The man replied, “Who appointed you to be our prince and judge? Are you going to kill me as you killed that Egyptian yesterday?”
Then Moses was afraid, thinking, “Everyone knows what I did.” And sure enough, Pharaoh heard what had happened, and he tried to kill Moses. But Moses fled from Pharaoh and went to live in the land of Midian. . . .

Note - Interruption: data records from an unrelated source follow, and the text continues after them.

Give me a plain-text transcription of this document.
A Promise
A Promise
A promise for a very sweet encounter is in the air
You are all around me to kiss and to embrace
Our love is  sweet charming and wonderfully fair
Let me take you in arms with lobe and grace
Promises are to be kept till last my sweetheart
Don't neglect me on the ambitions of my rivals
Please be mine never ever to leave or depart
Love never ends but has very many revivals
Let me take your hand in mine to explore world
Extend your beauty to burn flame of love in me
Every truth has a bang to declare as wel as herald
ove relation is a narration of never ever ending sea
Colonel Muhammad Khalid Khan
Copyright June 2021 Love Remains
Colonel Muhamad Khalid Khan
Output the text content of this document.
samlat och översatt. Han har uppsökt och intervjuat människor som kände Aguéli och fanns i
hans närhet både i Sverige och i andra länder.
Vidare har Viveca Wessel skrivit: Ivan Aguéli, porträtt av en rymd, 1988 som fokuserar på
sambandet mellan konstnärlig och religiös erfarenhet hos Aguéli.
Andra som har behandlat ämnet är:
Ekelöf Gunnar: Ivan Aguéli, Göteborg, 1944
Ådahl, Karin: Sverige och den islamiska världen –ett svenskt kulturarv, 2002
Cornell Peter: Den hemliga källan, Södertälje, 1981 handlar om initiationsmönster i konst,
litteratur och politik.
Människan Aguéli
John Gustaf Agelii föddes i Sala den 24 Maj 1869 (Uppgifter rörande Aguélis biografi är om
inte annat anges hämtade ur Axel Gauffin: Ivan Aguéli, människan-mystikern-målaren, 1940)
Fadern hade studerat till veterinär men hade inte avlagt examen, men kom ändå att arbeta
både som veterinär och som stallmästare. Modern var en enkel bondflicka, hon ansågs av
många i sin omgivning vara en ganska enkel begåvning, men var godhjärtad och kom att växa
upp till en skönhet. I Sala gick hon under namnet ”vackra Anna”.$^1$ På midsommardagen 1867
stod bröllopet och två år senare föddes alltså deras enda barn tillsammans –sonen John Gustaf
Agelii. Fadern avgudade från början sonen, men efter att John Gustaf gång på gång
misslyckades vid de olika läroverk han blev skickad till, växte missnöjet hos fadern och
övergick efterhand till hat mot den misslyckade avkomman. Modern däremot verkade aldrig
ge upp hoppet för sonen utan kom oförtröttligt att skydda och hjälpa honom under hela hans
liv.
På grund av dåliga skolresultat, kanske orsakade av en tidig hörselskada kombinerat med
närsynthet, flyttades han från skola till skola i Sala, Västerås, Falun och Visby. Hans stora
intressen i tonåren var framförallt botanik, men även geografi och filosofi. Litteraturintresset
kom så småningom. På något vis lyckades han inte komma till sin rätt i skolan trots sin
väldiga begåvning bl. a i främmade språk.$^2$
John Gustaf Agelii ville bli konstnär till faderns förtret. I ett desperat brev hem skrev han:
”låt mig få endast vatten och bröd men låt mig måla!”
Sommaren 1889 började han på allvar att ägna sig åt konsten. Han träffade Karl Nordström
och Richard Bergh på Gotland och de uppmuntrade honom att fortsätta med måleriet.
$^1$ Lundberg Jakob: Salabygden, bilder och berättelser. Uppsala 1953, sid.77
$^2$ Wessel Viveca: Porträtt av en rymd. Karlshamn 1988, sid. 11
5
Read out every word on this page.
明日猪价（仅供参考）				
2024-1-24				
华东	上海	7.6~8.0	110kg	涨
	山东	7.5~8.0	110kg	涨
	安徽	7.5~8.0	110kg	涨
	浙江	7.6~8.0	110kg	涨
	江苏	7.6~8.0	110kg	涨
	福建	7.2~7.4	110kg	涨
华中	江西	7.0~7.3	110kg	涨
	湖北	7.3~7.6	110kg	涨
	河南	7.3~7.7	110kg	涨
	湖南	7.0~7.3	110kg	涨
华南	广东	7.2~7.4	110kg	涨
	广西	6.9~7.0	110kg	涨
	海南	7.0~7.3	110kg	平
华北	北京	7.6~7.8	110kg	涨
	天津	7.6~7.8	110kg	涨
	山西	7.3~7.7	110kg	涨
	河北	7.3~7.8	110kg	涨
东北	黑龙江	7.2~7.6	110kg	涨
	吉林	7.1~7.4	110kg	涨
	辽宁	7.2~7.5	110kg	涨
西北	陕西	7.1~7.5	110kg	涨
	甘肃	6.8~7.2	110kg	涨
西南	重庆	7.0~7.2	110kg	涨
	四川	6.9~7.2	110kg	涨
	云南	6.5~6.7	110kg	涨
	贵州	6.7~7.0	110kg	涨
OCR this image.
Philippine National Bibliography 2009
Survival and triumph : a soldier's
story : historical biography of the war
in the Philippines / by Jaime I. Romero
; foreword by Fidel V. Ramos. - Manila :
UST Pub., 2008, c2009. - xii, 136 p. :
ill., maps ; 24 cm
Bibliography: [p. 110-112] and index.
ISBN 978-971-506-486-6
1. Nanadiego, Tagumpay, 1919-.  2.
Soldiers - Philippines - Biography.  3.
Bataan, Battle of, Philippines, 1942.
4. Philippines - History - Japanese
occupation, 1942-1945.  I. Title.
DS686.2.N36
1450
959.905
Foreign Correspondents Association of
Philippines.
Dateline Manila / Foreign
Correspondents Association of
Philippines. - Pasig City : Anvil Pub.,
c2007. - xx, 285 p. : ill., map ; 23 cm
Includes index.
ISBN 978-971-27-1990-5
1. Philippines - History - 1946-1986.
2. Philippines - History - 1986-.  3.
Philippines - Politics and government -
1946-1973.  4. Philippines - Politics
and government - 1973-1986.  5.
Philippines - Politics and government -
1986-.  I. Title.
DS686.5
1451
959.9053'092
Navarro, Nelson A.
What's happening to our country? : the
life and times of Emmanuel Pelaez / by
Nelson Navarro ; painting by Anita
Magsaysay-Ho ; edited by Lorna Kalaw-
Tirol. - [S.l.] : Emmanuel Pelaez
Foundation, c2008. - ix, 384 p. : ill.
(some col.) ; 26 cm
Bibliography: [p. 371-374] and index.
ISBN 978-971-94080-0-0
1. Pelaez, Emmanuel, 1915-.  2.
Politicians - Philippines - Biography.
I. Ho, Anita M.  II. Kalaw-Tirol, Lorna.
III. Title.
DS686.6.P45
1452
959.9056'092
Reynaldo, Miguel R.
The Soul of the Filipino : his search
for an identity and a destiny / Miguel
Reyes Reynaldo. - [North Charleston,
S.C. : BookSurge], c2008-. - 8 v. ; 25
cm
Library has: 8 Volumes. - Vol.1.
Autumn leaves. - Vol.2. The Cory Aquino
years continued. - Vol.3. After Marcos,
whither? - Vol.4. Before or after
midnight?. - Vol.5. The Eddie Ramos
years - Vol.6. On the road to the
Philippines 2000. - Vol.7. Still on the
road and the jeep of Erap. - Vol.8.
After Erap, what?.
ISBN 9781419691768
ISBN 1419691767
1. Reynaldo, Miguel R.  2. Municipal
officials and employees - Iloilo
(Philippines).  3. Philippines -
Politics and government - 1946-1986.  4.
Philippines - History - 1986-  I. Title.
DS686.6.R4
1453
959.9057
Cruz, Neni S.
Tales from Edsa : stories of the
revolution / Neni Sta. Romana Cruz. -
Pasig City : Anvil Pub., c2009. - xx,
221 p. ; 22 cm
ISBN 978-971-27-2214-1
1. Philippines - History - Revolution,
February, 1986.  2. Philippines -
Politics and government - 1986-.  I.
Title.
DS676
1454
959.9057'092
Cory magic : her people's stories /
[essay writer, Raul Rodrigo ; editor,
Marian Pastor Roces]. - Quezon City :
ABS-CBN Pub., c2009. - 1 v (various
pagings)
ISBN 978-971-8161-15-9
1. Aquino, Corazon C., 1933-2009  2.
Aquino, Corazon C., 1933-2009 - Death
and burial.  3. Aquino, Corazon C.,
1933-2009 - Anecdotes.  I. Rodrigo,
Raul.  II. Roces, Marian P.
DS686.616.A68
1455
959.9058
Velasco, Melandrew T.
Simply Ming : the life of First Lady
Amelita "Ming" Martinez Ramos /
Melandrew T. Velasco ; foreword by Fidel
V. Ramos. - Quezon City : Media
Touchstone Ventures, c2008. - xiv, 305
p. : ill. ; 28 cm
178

Years passed, and the king of Egypt died. But the Israelites continued to groan under their burden of slavery. They cried out for help, and their cry rose up to God. God heard their groaning, and he remembered his covenant promise to Abraham, Isaac, and Jacob. He looked down on the people of Israel and knew it was time to act.
(Exodus 2:11-15, 23-25)
Moses tried to make sure no one was watching before he killed the Egyptian. But someone saw, and Moses had to run for his life. Sometimes we think we can get away with doing wrong if no one sees or catches us. Sooner or later, however, doing wrong will catch up with us as it did with Moses. Even if we are not caught in this life, we will still have to face God and his judgment.
To escape punishment for killing the Egyptian, Moses fled to Midian, where he became a stranger in a strange land, separated from his home and family. But God was watching over him and preparing him for great service. Only after many years, was Moses was finally ready to serve God. God had promised to bring the Hebrews out of Egypt (Genesis 15:16; 46:3-4), but his rescue doesn’t always come the moment we want it. The people had waited a long time for that promise to be kept, but God rescued them when he knew the right time had come.
If you feel abandoned or isolated because of something you have done, or are wondering when God will act on your behalf, don’t give up. God knows the best time to act. When you feel that God has forgotten you in your troubles, remember that God has a schedule we can’t see.